Throwback Thursday, a weekly article in which we look back at our favorite TV episodes from over the years.
Everyone out there that stills waits for the truth to unfold knows that The X-Files wasn't always following its mythology and the dramatic and science fiction episodes were alternated with monsters of the week, closer to horror or campy storylines that were self aware of what the show was and the possibilities it had. This series was groundbreaking because it mixed genres, not only with its scripts but how it was filmed.
Vince Gilligan's episodes worked as spooky comic relief, while remaining truth to the show. And Bad Blood is a perfect example of this.
The episode starts with Mulder and Scully running after a teenager, when Mulder catches him he sticks a wooden stake through his heart, and we discovered sharp vampire teeth, only that when Scully arrives she removes the kid's fake fangs, and awkwardness ensues.
The narrative of the episode is divided into two moments, the first part showcasing the same story but first told by Scully's perspective and then by Mulder's.
In hers Mulder talks way faster than he usually does, a bit of a steam roller, and she just tries to state scientific facts, because vampires aren't real. He gets lost in the pursuit of the truth and ignores her while Luke Wilson's sheriff looks at her as a woman. (It's interesting while rewatching that the closer we get to Scully as a sexual being is when Carter doesn't write the episodes)

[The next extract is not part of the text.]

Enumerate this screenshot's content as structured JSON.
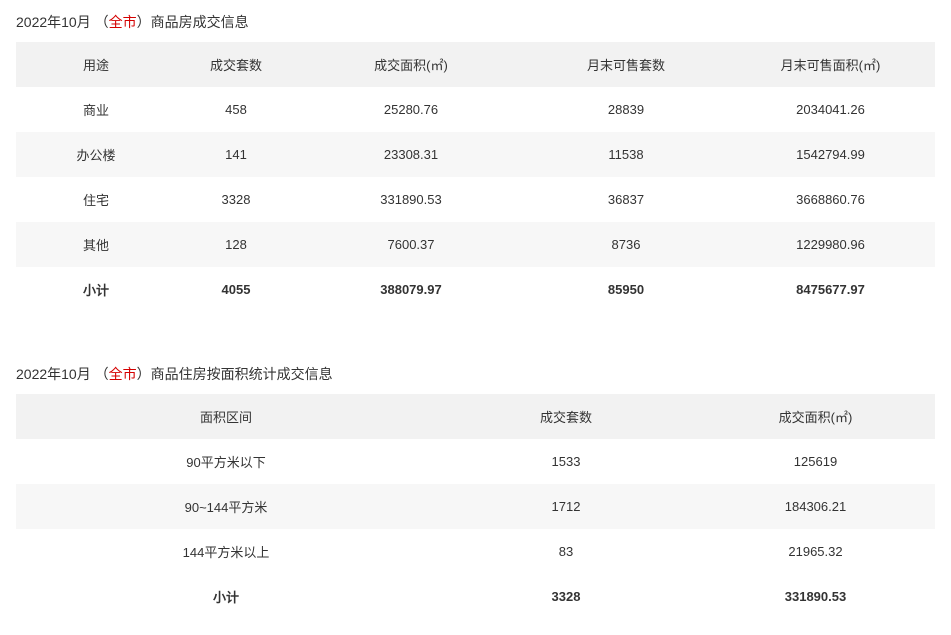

In Mulder's version, Scully nonchalantly just debunks his theories, and the slightest jealousy appears when the sheriff isn't as handsome as Scully's version is.

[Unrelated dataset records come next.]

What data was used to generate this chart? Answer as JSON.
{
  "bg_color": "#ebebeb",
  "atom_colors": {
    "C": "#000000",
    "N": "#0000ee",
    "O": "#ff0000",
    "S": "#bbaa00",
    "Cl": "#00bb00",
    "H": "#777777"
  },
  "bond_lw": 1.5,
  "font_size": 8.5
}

But besides their different appreciation of moments the facts are straight, someone drugs tourist through the pizza and then exsanguinates them.
When they're call into Skinners office, and Mulder's defense is to say he was drugged therefore his criteria was tampered, the other part of the narratives starts. Told from a third person perspective. Ronnie, the kid Mulder killed, got up from the morgue and bite the M.D. The agents have to go back to the town. Mulder was right, he was a vampire, and later we found, he broke a code, the whole town was filled with these monsters but trying to lay low, paying their taxes and everything.

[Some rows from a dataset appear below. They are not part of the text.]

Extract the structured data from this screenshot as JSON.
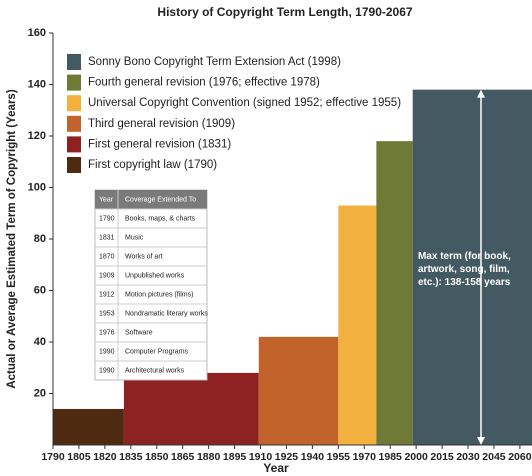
{
  "chart_data": {
    "type": "step",
    "title": "History of Copyright Term Length, 1790-2067",
    "xlabel": "Year",
    "ylabel": "Actual or Average Estimated Term of Copyright (Years)",
    "xlim": [
      1790,
      2067
    ],
    "ylim": [
      0,
      160
    ],
    "xticks": [
      1790,
      1805,
      1820,
      1835,
      1850,
      1865,
      1880,
      1895,
      1910,
      1925,
      1940,
      1955,
      1970,
      1985,
      2000,
      2015,
      2030,
      2045,
      2060
    ],
    "yticks": [
      20,
      40,
      60,
      80,
      100,
      120,
      140,
      160
    ],
    "series": [
      {
        "name": "First copyright law (1790)",
        "color": "#4d2a10",
        "start": 1790,
        "end": 1831,
        "value": 14
      },
      {
        "name": "First general revision (1831)",
        "color": "#8e2222",
        "start": 1831,
        "end": 1909,
        "value": 28
      },
      {
        "name": "Third general revision (1909)",
        "color": "#c1632b",
        "start": 1909,
        "end": 1955,
        "value": 42
      },
      {
        "name": "Universal Copyright Convention (signed 1952; effective 1955)",
        "color": "#f2b13e",
        "start": 1955,
        "end": 1977,
        "value": 93
      },
      {
        "name": "Fourth general revision (1976; effective 1978)",
        "color": "#6f7a36",
        "start": 1977,
        "end": 1998,
        "value": 118
      },
      {
        "name": "Sonny Bono Copyright Term Extension Act (1998)",
        "color": "#445a62",
        "start": 1998,
        "end": 2067,
        "value": 138
      }
    ],
    "annotation": "Max term (for book, artwork, song, film, etc.): 138-158 years",
    "annotation_range": [
      138,
      0
    ]
  },
  "coverage_table": {
    "header": [
      "Year",
      "Coverage Extended To"
    ],
    "rows": [
      [
        "1790",
        "Books, maps, & charts"
      ],
      [
        "1831",
        "Music"
      ],
      [
        "1870",
        "Works of art"
      ],
      [
        "1909",
        "Unpublished works"
      ],
      [
        "1912",
        "Motion pictures (films)"
      ],
      [
        "1953",
        "Nondramatic literary works"
      ],
      [
        "1976",
        "Software"
      ],
      [
        "1990",
        "Computer Programs"
      ],
      [
        "1990",
        "Architectural works"
      ]
    ]
  }
}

Gilligan's talent relays on the comic details without messing with Mulder and Scully's partnership. It shows how they see each other and how aware they are of themselves, sometimes completely missing the point. (There's a reason why it took so many season for these two to get together) But also this episode is seen as such a brilliant one, not just because it's a bit of fresh air after everything the duo goes through, is because while playing this slight changes in the agents demeanor it lets Duchovny and Anderson shine. Specially Gillian who doesn't dwell into comedy as much, but the subtlety in her performance makes it even funnier. For example when she's completely frustrated about having to do another autopsy and her anger towards Mulder gets focused on the fact that her breakfast was a bagel with cream cheese, but it wasn't even real cream cheese, it was light, and she does everything for him. Which is a reminder that is true, she would go to the ends of the earth for him (and likewise, quite literally)
The amazing way the narrative collapses works to know than the truth is relative in the eyes of the beholder, that the details are as important as the larger picture, and these two work better together, than apart.